“Uccelli migratori”. La recensione della prima di 1 dicembre 2016.
In scena al Teatro dell’Orologio fino al 4 dicembre.
Torna in palcoscenico al Teatro dell’Orologio – nell’accogliente Sala Orfeo, per sole quattro repliche – “Uccelli migratori” proposta dalla compagnia Teatrodilina. Lo spettacolo, scritto e diretto da Francesco Lagi, vede in scena Anna Bellato, Francesco Colella, Leonardo Maddalena e Mariano Pirrello.
Speciale l’ambientazione nella casa al centro della pineta, immersa dunque nella natura. E particolare la storia,con un ornitologo che dice di comprendere il linguaggio degli uccelli, in stridente contrasto con le difficoltà dei protagonisti (ornitologo compreso) a capire i propri simili.
La pièce, delicata e romantica è basata sui dialoghi, sul cinguettio di uccelli che non si vedono ma sono presenti. A ben riflettere ciò che conta non è il dire ma l’ascoltare, in quella casa che è l’ombelico del mondo. È importante il canto innamorato degli uccelli, sono fondamentali le sensazioni e il “dialogo” della donna con il bimbo in grembo.
Per converso emerge il “non ascolto” (della donna): non si hanno bisogno delle parole di una vecchia fiamma, che è un padre putativo che, pur tra rimpianti e sensi di colpa, è ormai indirizzato in un suo percorso di vita in declino; non si hanno bisogno delle raccomandazioni di un fratello premuroso, alle prese con la scrittura di un romanzo che sa che non finirà mai; non si ha bisogno del libro dell’ornitologo per apprendere il linguaggio degli uccelli migratori.

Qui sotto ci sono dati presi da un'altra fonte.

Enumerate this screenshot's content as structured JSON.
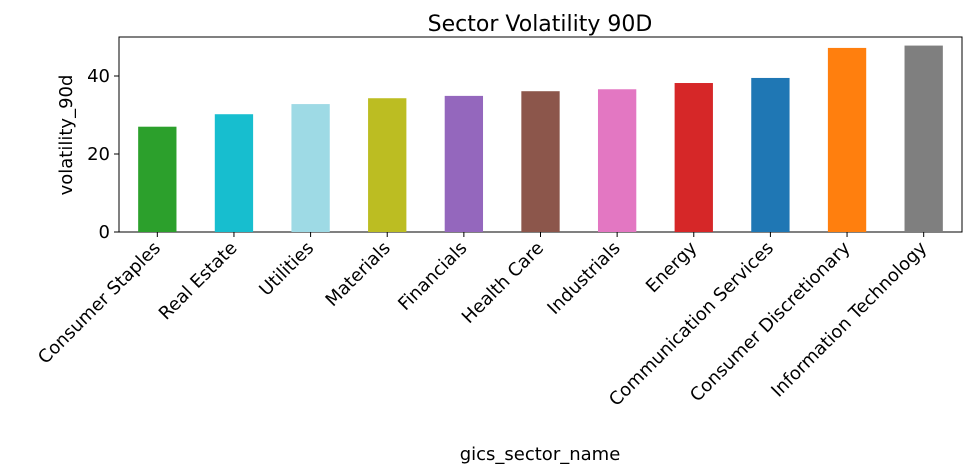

È importante poi l’attesa… quella di uccelli che si accingono al lungo viaggio migratorio, quella di una donna che parallelamente si prepara al parto ed alla nuova vita di mamma. Per la protagonista la bussola – reale e metaforica – indica un percorso di vita, che non è quello di tre uomini tutti, per certi versi, perdenti, comunque fuori da quel rapporto speciale tra mamma e figlia pronte a migrare.
La casa nella pineta, come dicevamo, è l’ombelico del mondo, soprattutto di quello interiore. Molto bravi gli attori a dare corpo e volto (contano molto le espressioni facciali, gli sguardi) ad un testo apparentemente semplice ma, al contrario, complesso per le sue metafore, addentrandosi in discorsi che si rifanno a letteratura medievale, mitologia, occultismo, in cui si riteneva che il linguaggio usato dagli uccelli fosse comprensibile dagli “iniziati”; una pièce che sembra statica ma che è invece movimento (come quello degli uccelli), un invito ad agire, ad uscire dal guscio, ad indirizzare il cammino esistenziale. Rivelando così tutta la dinamicità dell’attesa.
“Uccelli migratori” è convincente e appassionante storia “sensoriale” (sguardi, ascolti, gesti), favola moderna (la bella principessa addormentata nel bosco che si risveglia), respiro di natura (il bosco, gli uccelli), canto vitale (quella degli uccelli e quella di una bimba che nasce).